Ирина Муравьева Весенний день, тринадцатое мая
* * *Пришла телеграмма из Москвы: «Умерла дочь. Похороны во вторник. Нина»
Профессор Браунского университета Николас Брюлоу, по-русски: Николай Арнольдович Брюллов, — остолбенел. Он, разумеется, сразу же понял, от кого телеграмма, и понял, кто умер, но лица женщины, пославшей эту телеграмму, вспомнить не мог, не мог сосчитать, сколько лет должно было быть этой дочери, которая умерла, а главное, он не знал, как ему реагировать на страшное известие, полученное из того мира, к которому он не имеет уже никакого отношения.

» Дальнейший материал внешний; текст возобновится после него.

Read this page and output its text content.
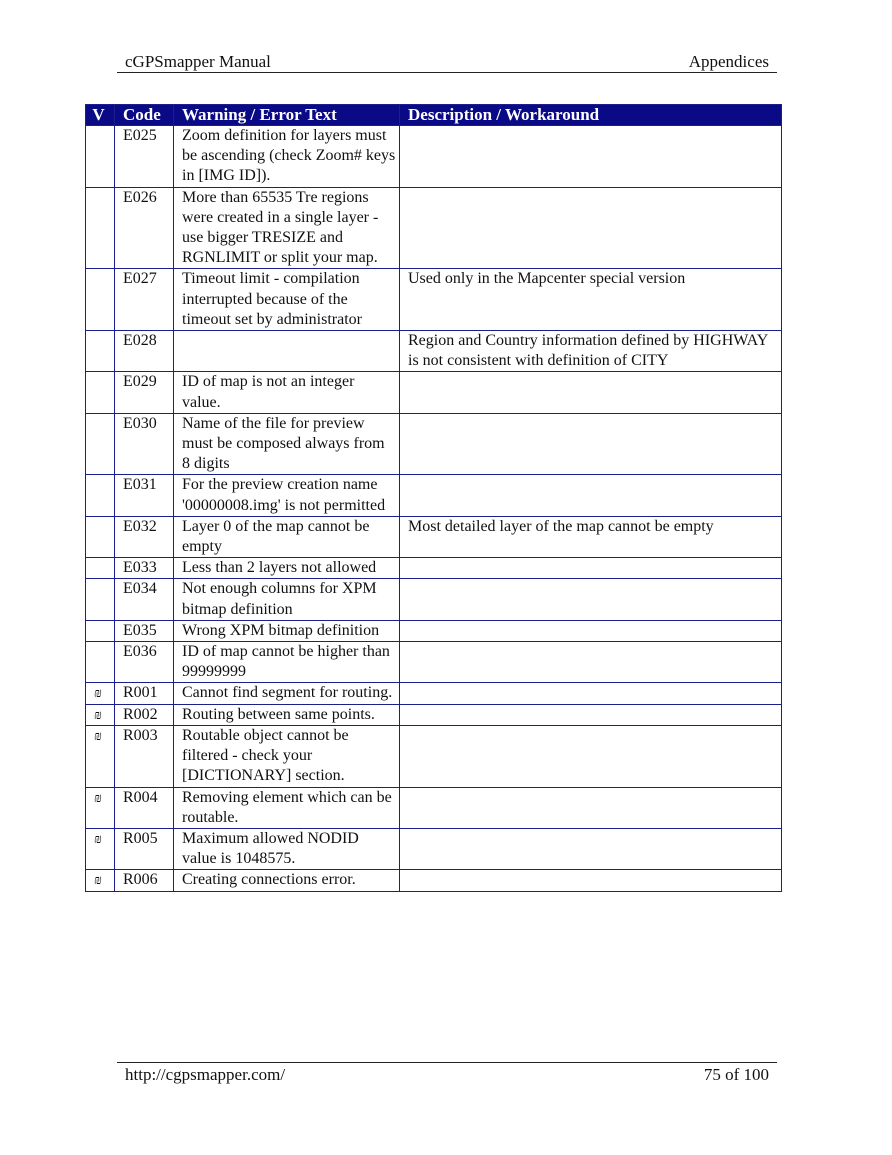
cGPSmapper Manual	Appendices
V	Code	Warning / Error Text	Description / Workaround
	E025	Zoom definition for layers must be ascending (check Zoom# keys in [IMG ID]).	
	E026	More than 65535 Tre regions were created in a single layer - use bigger TRESIZE and RGNLIMIT or split your map.	
	E027	Timeout limit - compilation interrupted because of the timeout set by administrator	Used only in the Mapcenter special version
	E028		Region and Country information defined by HIGHWAY is not consistent with definition of CITY
	E029	ID of map is not an integer value.	
	E030	Name of the file for preview must be composed always from 8 digits	
	E031	For the preview creation name '00000008.img' is not permitted	
	E032	Layer 0 of the map cannot be empty	Most detailed layer of the map cannot be empty
	E033	Less than 2 layers not allowed	
	E034	Not enough columns for XPM bitmap definition	
	E035	Wrong XPM bitmap definition	
	E036	ID of map cannot be higher than 99999999	
₪	R001	Cannot find segment for routing.	
₪	R002	Routing between same points.	
₪	R003	Routable object cannot be filtered - check your [DICTIONARY] section.	
₪	R004	Removing element which can be routable.	
₪	R005	Maximum allowed NODID value is 1048575.	
₪	R006	Creating connections error.	
http://cgpsmapper.com/	75 of 100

Ужас, охвативший его, когда он пробежал глазами коротенький текст извещения, относился не к тому, что оно заключало в себе, а к тому, что могло бы заключать, если бы Богу было угодно поразить Николая Арнольдовича истинным горем. Тогда это было бы известие не о смерти этой, пару раз виденной им, чужой совсем девушки, а о смерти его ненаглядной красавицы, умницы, радости Маши, недавно уехавшей с мужем в Японию, в Токио. Ведь дочка-то Маша! О Господи, страшно подумать…
Успокоившись, он застегнул пальто и прихватил на всякий случай палку, которую купил себе на днях в антикварном магазине в Ньюпорте, куда они с Маргаритой поехали погулять и проветриться, скучая по Маше, по общим воскресным обедам. Магазины в Ньюпорте — такие, как тот, антикварный, — прелестны. Мысль Николая Арнольдовича, как белка, перепрыгнула с московских событий в Ньюпорт и, уцепившись за антикварные магазины, застыла почти без движения. Да, там магазины, и было тепло в воскресенье. И он присмотрел эту палку. Ненужную, в общем, но недорогую.
Когда же она умерла, эта девушка? Сколько ей лет? То есть было бы сколько?
Опираясь на палку и всей своей тяжелой, но очень красивой кистью правой руки чувствуя приятную прохладу ее серебряного набалдашника, Николай Арнольдович поднялся по лестнице, вошел в кабинет и взял там стоящий на стуле портфель. И тут его вдруг что-то как укололо: с таким вот тяжелым портфелем он бегал когда-то — давно, в другой жизни! — в Москве. Эскалаторы, спешка. Ну да. Он там бегал и был молодым и подвижным. Женщины смотрели на него, и он отвечал их любопытным взглядам. У них были подведены уголки глаз — тогда это было так модно. И что-то еще…Что? А, вот это! Они носили вязаные платки и сверху меховые шапки. И все были словно боярышни. И Нину он встретил в метро. Она была точно такой же: стыдливой и стройной боярышней с подведенными серыми глазами.
В комнату заглянула жена, бледная, по-утреннему растрепанная, и кротко спросила его, что случилось. Ее способность безошибочно угадывать его настроение всегда поражала Николая Арнольдовича. Маргарита, как девочка из сказки, которая забралась в котомку к медведю, чтобы он не сел на пенек и не съел пирожок, знала, что происходит с ним, гораздо лучше, чем он сам это знал. Теперь, разумеется, было поздно анализировать, насколько удачен был их этот брак. Он был очень долог (почти сорок лет!), и она родила ему Машу.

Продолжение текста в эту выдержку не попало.